Déminer la menace du Cloud Act

Dans le détail, Microsoft France est tiré par trois piliers. Office 365, la version cloud de la célèbre suite de logiciels de bureautique, a rencontré un succès rapide grâce à celui de son ancêtre. Mais ce sont surtout les deux autres branches, Dynamics (suite logiciel de gestion d'entreprise) et Azure (stockage et services autour des données et de l'IA), qui explosent et "doublent" chacune leur chiffre d'affaires annuel, d'après Carlo Purassanta. Cette tendance se retrouve à l'échelle mondiale : au dernier trimestre, les activités cloud sont devenues la première source de revenus du groupe, avec 11,4 milliards de dollars de chiffre d'affaires. En France, la balance serait encore plus accentuée avec deux tiers de l'activité liée au cloud, contre seulement un tiers au niveau global. 

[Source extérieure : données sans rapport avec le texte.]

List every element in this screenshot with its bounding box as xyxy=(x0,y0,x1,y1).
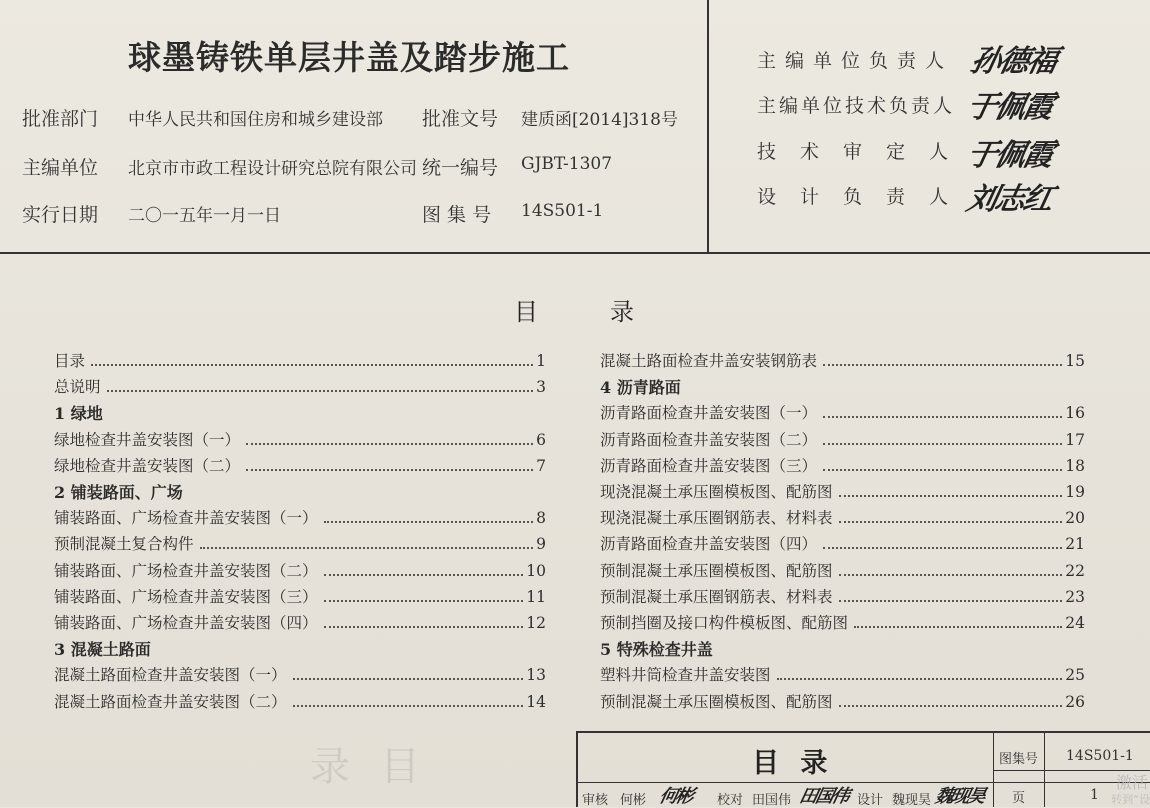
toc-entry-title: 总说明 xyxy=(54,378,101,397)
reviewer-name: 何彬 xyxy=(620,793,647,808)
toc-entry-page: 14 xyxy=(526,692,546,711)
toc-entry-title: 塑料井筒检查井盖安装图 xyxy=(600,666,771,685)
toc-entry[interactable] xyxy=(54,663,546,685)
approval-no: 建质函[2014]318号 xyxy=(521,110,678,130)
handwritten-signature: 刘志红 xyxy=(963,182,1055,217)
signature-role: 设计负责人 xyxy=(757,186,973,208)
toc-entry[interactable] xyxy=(600,663,1085,685)
toc-entry[interactable] xyxy=(600,480,1085,502)
toc-entry-page: 21 xyxy=(1065,535,1085,554)
title-block-sep xyxy=(1044,731,1045,807)
toc-leader-dots xyxy=(324,574,524,576)
toc-entry[interactable] xyxy=(600,506,1085,528)
toc-entry-title: 沥青路面检查井盖安装图（四） xyxy=(600,535,818,554)
toc-entry[interactable] xyxy=(54,349,546,371)
toc-entry[interactable] xyxy=(600,401,1085,423)
designer-name: 魏现昊 xyxy=(892,793,932,808)
handwritten-signature: 于佩霞 xyxy=(963,90,1055,125)
toc-entry-page: 6 xyxy=(536,430,546,449)
toc-entry-title: 现浇混凝土承压圈钢筋表、材料表 xyxy=(600,509,833,528)
toc-entry-page: 19 xyxy=(1065,483,1085,501)
toc-leader-dots xyxy=(324,626,524,628)
signature-role: 技术审定人 xyxy=(757,141,973,163)
toc-entry-page: 11 xyxy=(526,587,546,606)
toc-leader-dots xyxy=(200,547,534,549)
atlas-no: 14S501-1 xyxy=(521,201,604,221)
signature-role: 主编单位负责人 xyxy=(757,50,954,72)
handwritten-signature: 魏现昊 xyxy=(933,786,986,807)
toc-leader-dots xyxy=(823,364,1062,366)
toc-entry[interactable] xyxy=(54,585,546,607)
toc-entry[interactable] xyxy=(600,532,1085,554)
effective-date: 二〇一五年一月一日 xyxy=(128,206,281,226)
check-label: 校对 xyxy=(717,793,744,808)
atlas-no-label: 图 集 号 xyxy=(422,204,492,226)
bleed-through-text: 录 xyxy=(310,744,350,790)
toc-entry-page: 13 xyxy=(526,666,546,685)
handwritten-signature: 田国伟 xyxy=(797,786,850,807)
toc-entry[interactable] xyxy=(600,454,1085,476)
toc-entry[interactable] xyxy=(600,585,1085,607)
toc-leader-dots xyxy=(324,521,534,523)
toc-leader-dots xyxy=(839,705,1063,707)
watermark-activate: 激活 xyxy=(1115,773,1148,792)
toc-entry-page: 7 xyxy=(536,456,546,475)
title-block-left xyxy=(576,731,578,807)
signature-role: 主编单位技术负责人 xyxy=(757,95,956,117)
page-label: 页 xyxy=(1012,791,1026,806)
toc-leader-dots xyxy=(823,469,1062,471)
toc-entry-title: 预制混凝土复合构件 xyxy=(54,535,194,554)
toc-entry-title: 预制混凝土承压圈钢筋表、材料表 xyxy=(600,587,833,606)
toc-leader-dots xyxy=(839,574,1063,576)
toc-entry-title: 现浇混凝土承压圈模板图、配筋图 xyxy=(600,483,833,501)
toc-leader-dots xyxy=(839,521,1063,523)
toc-entry[interactable] xyxy=(54,375,546,397)
header-bottom-rule xyxy=(0,252,1150,254)
toc-entry-page: 16 xyxy=(1065,404,1085,423)
toc-entry-title: 预制挡圈及接口构件模板图、配筋图 xyxy=(600,614,849,632)
toc-entry-title: 预制混凝土承压圈模板图、配筋图 xyxy=(600,561,833,580)
toc-entry-title: 混凝土路面检查井盖安装钢筋表 xyxy=(600,352,818,370)
toc-entry[interactable] xyxy=(54,690,546,712)
toc-leader-dots xyxy=(293,678,524,680)
toc-entry-page: 15 xyxy=(1065,352,1085,370)
toc-entry-title: 绿地检查井盖安装图（一） xyxy=(54,430,241,449)
title-block-top xyxy=(576,731,1150,733)
toc-leader-dots xyxy=(91,364,533,366)
handwritten-signature: 何彬 xyxy=(657,786,694,807)
unified-no-label: 统一编号 xyxy=(422,157,499,179)
toc-entry-page: 22 xyxy=(1065,561,1085,580)
bleed-through-text: 目 xyxy=(380,744,420,790)
toc-leader-dots xyxy=(246,443,533,445)
toc-entry-title: 混凝土路面检查井盖安装图（一） xyxy=(54,666,287,685)
toc-leader-dots xyxy=(839,495,1063,497)
toc-entry-page: 10 xyxy=(526,561,546,580)
toc-section-heading: 2 铺装路面、广场 xyxy=(54,483,183,502)
review-label: 审核 xyxy=(582,793,609,808)
toc-leader-dots xyxy=(823,416,1062,418)
atlas-number-label: 图集号 xyxy=(999,752,1039,767)
toc-entry[interactable] xyxy=(600,611,1085,633)
toc-entry-page: 24 xyxy=(1065,614,1085,632)
toc-section-heading: 5 特殊检查井盖 xyxy=(600,640,713,660)
toc-leader-dots xyxy=(324,600,524,602)
toc-entry-title: 沥青路面检查井盖安装图（一） xyxy=(600,404,818,423)
toc-entry-title: 目录 xyxy=(54,352,86,370)
page-number: 1 xyxy=(1090,787,1099,803)
toc-leader-dots xyxy=(246,469,533,471)
toc-entry-page: 8 xyxy=(536,509,546,528)
toc-entry-title: 铺装路面、广场检查井盖安装图（一） xyxy=(54,509,318,528)
toc-leader-dots xyxy=(777,678,1063,680)
toc-entry-title: 铺装路面、广场检查井盖安装图（三） xyxy=(54,587,318,606)
toc-entry[interactable] xyxy=(54,454,546,476)
toc-entry-page: 26 xyxy=(1065,692,1085,711)
toc-entry-page: 9 xyxy=(536,535,546,554)
toc-section-heading: 3 混凝土路面 xyxy=(54,640,151,660)
toc-entry-page: 20 xyxy=(1065,509,1085,528)
toc-entry[interactable] xyxy=(600,349,1085,371)
approval-no-label: 批准文号 xyxy=(422,108,499,130)
toc-leader-dots xyxy=(107,390,534,392)
toc-section-heading: 4 沥青路面 xyxy=(600,378,681,398)
unified-no: GJBT-1307 xyxy=(521,154,613,174)
handwritten-signature: 于佩霞 xyxy=(963,138,1055,173)
title-block-sep xyxy=(993,731,994,807)
header-divider xyxy=(707,0,709,253)
design-label: 设计 xyxy=(857,793,884,808)
toc-leader-dots xyxy=(293,705,524,707)
toc-entry-page: 18 xyxy=(1065,456,1085,475)
toc-entry-title: 混凝土路面检查井盖安装图（二） xyxy=(54,692,287,711)
approval-dept-label: 批准部门 xyxy=(22,108,99,130)
toc-entry-title: 铺装路面、广场检查井盖安装图（二） xyxy=(54,561,318,580)
date-label: 实行日期 xyxy=(22,204,99,226)
toc-title-right: 录 xyxy=(610,298,634,326)
toc-entry[interactable] xyxy=(600,559,1085,581)
toc-leader-dots xyxy=(854,626,1062,628)
checker-name: 田国伟 xyxy=(752,793,792,808)
toc-entry-title: 沥青路面检查井盖安装图（二） xyxy=(600,430,818,449)
toc-title-left: 目 xyxy=(514,298,538,326)
toc-entry-page: 25 xyxy=(1065,666,1085,685)
watermark-goto: 转到“设 xyxy=(1111,793,1150,806)
approval-dept: 中华人民共和国住房和城乡建设部 xyxy=(128,110,383,130)
toc-leader-dots xyxy=(823,547,1062,549)
toc-entry[interactable] xyxy=(54,532,546,554)
toc-entry[interactable] xyxy=(600,690,1085,712)
toc-leader-dots xyxy=(823,443,1062,445)
toc-entry-title: 沥青路面检查井盖安装图（三） xyxy=(600,456,818,475)
toc-entry-title: 绿地检查井盖安装图（二） xyxy=(54,456,241,475)
toc-entry[interactable] xyxy=(54,611,546,633)
editor-org: 北京市市政工程设计研究总院有限公司 xyxy=(128,159,417,179)
toc-entry-page: 1 xyxy=(536,352,546,370)
editor-label: 主编单位 xyxy=(22,157,99,179)
toc-leader-dots xyxy=(839,600,1063,602)
toc-entry-page: 12 xyxy=(526,614,546,632)
toc-entry-title: 铺装路面、广场检查井盖安装图（四） xyxy=(54,614,318,632)
toc-section-heading: 1 绿地 xyxy=(54,404,103,424)
toc-entry-title: 预制混凝土承压圈模板图、配筋图 xyxy=(600,692,833,711)
title-block-name: 目 录 xyxy=(752,748,834,779)
handwritten-signature: 孙德福 xyxy=(967,44,1059,79)
atlas-number: 14S501-1 xyxy=(1066,748,1134,764)
toc-entry[interactable] xyxy=(54,428,546,450)
toc-entry-page: 3 xyxy=(536,378,546,397)
toc-entry-page: 17 xyxy=(1065,430,1085,449)
toc-entry[interactable] xyxy=(54,559,546,581)
toc-entry-page: 23 xyxy=(1065,587,1085,606)
toc-entry[interactable] xyxy=(54,506,546,528)
toc-entry[interactable] xyxy=(600,428,1085,450)
atlas-title: 球墨铸铁单层井盖及踏步施工 xyxy=(128,38,570,77)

Pourtant, le groupe américain pourrait craindre les peurs que suscite le Cloud Act, imposé par l'administration Trump. Ce texte de loi américain offre la possibilité à un juge américain, dans le cadre d'une enquête pénale, de demander un transfert de données. Autrement dit, si une PME française héberge ses données sur les serveurs de Microsoft ou d'une autre entreprise américaine (comme Amazon Web Services, Google Cloud ou Oracle), alors celles-ci pourront être transférées aux États-Unis pour être analysées, en toute discrétion, par les autorités américaines. Problématique pour la souveraineté nationale, d'autant plus qu'il n'existe pas d'obligation de prévenir l'entreprise concernée. Carlo Purassanta relativise:

"On fait toute une histoire du Cloud Act, alors qu'il ne s'appliquera que dans un très faible nombre de cas. En revanche, les failles de sécurité sont quotidiennes. Le plus grand enjeu des entreprises, c'est la sécurisation des données, et nous sommes très performants sur ce point", se défend-il.

Le géant américain flatte le made in France

Carlo Purrassanta rappelle que Microsoft est aujourd'hui une "entreprise de plateforme" et invite ses partenaires actuels et futurs à "créer des services avec des caractéristiques ou des valeurs françaises". Pour sa rentrée, le groupe américain joue la carte du patriotisme économique... français.

"Les innovations viennent surtout des États-Unis et de la Chine, mais c'est à nous de nous approprier ces nouveaux modèles de business et d'en faire quelque chose de français", promeut le dirigeant.

Pour joindre l'exemple aux paroles, la firme de Redmond avait invité le fabricant de costumes sur mesure Smuggler (groupe Molitor), dont les produits sont labellisés "origine France garantie". Connaissance des clients, amélioration des sites web, robotisation, formation des employés, maintenance prédictive... autant de chantiers sur lesquels les deux entreprises ont collaboré et collaborent. Microsoft accompagne également l'entreprise de textile dans son projet de construction d'une nouvelle usine dans la région de Limoges, bassin historique du secteur. Ce nouvel appareil de production devrait servir au groupe d'exemple des capacités de l'industrie 4.0. Elle sera équipée de plus de machines pour automatiser les tâches, mais aussi d'un meilleur système de collecte et de suivi des données pour optimiser les processus via des logiciels d'IA.

Microsoft a aussi présenté son programme de mécénat Share AI, qui a permis, notamment, à certains de ses employés d'assister une équipe de recherche académique sur un nouvel outil de détection des lymphomes (un type de cancer du sang). Mais ce n'est pas tout : le géant a aussi tenu à exposer son soutien aux startups de la French Tech, dont Younited Credit, membre du Next40, ainsi que sa participation à la formation de dizaines de travailleurs de l'IA via ses écoles spécialisées, en partenariat avec Simplon.